【車いすテニス】国枝慎吾、4年ぶり全仏制覇に「秘策」あり

  • 荒木美晴●文 text by Araki Miharu
  • 吉村もと●写真 photo by Yoshimura Moto

 もちろん、ベルトという制約から解放された足は広がり、これまでひとつだった重心がずれてしまうため、強い体幹がないとコントロールできない。実際、2年前に一度試したときはバランスを崩したそうたが、それからさらに肉体を鍛え上げた今は、すでに自分のものにしつつある。

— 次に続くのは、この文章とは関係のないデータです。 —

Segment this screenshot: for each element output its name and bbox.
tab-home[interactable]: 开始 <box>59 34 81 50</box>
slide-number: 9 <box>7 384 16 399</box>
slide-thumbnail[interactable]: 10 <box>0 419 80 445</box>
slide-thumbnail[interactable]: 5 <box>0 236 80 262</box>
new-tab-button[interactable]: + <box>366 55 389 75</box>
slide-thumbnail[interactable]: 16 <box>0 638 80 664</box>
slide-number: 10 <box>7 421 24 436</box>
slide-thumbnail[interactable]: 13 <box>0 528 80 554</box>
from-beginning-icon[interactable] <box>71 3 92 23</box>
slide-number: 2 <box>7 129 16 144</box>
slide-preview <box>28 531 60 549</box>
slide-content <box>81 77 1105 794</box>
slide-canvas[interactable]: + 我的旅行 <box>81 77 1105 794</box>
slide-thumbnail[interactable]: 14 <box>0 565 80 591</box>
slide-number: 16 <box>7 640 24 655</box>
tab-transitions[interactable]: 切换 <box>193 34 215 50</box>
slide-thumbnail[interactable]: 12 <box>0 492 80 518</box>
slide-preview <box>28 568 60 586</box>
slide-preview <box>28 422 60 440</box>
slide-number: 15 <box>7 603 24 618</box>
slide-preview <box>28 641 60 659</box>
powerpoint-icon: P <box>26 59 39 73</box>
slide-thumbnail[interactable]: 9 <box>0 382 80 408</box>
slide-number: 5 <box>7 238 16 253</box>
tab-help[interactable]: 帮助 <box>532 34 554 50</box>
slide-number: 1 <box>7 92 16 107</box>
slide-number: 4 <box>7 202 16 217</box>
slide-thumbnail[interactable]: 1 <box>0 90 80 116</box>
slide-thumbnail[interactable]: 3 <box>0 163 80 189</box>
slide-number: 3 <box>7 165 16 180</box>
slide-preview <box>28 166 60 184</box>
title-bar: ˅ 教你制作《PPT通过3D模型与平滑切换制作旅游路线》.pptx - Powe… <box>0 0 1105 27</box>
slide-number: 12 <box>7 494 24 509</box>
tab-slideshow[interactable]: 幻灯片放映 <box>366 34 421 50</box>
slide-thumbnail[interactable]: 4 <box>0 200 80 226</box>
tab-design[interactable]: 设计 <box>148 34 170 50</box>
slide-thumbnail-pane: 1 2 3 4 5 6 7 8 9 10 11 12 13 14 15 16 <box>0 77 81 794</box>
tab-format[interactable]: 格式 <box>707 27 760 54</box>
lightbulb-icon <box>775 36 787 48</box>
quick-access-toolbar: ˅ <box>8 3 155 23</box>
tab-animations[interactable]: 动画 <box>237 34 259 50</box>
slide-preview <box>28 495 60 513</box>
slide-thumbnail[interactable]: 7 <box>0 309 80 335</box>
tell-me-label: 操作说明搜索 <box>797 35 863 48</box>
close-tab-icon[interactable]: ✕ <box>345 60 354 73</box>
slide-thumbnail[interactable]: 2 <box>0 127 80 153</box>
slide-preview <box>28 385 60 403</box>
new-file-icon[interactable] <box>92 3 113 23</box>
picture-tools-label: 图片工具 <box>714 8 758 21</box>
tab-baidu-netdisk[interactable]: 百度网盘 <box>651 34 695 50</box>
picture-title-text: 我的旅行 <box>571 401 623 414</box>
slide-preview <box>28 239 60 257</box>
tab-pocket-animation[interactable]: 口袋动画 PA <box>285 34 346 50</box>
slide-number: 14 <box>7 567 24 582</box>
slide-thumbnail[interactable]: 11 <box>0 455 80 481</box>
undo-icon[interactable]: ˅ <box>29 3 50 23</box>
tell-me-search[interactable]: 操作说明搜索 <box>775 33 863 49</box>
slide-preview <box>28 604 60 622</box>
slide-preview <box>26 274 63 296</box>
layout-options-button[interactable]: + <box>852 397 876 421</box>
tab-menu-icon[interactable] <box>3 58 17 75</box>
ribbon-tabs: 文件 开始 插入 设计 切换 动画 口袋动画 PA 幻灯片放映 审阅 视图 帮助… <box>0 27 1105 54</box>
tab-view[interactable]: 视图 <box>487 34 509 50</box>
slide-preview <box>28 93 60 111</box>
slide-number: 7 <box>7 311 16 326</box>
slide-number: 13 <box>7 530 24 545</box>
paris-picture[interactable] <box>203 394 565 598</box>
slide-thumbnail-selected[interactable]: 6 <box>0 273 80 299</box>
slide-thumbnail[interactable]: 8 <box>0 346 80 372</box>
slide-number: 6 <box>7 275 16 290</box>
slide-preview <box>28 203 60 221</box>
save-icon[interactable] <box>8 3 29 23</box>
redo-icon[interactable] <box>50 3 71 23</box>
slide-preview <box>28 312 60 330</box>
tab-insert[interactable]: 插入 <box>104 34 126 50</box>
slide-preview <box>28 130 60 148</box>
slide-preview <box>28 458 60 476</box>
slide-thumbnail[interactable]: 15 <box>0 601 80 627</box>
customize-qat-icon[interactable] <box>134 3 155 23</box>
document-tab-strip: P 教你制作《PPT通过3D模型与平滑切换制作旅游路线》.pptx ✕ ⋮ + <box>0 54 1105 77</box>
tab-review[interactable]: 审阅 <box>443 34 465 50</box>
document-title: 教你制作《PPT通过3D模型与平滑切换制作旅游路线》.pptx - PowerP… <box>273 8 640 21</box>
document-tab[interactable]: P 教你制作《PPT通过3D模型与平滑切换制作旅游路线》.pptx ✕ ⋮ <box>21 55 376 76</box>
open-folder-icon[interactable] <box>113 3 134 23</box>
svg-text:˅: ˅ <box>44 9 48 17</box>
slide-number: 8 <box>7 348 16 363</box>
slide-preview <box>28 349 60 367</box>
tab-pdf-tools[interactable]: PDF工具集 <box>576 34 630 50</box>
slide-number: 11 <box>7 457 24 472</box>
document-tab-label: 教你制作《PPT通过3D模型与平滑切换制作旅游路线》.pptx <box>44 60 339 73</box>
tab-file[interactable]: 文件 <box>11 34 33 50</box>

「ベルトを外したことで軸が作りやすくなり、今年に関してはフォアがすごく良いですね。今までは車いすごと回して打っていたところがあったけれど、今は車いすの上で身体だけで回れるような感覚。それに、少しタイミングがズレても回転が足りないとか、スピードが遅くなるということが少なくなってきて、抜け球が減りました。車いすの高さやベルトを変更するといった新しい取り組みが、クレーコートでどう反映されるのか。全仏が楽しみですね」

 丸山コーチも、「不安定の中の安定を求めるのは大変な作業です。でも今、慎吾は技術的にもメンタル的にも肉体的にも安定している。ついに、究極のステージまで来たと感じています」と実感を込めて語る。

「身体を使った取り組みだし、新たな可能性を感じる。すごく新鮮な2014年ですよ」(国枝)

 未開の領域を切りひらき続ける国枝慎吾。全仏で結果を残し、さらなる高みへと歩みを進める。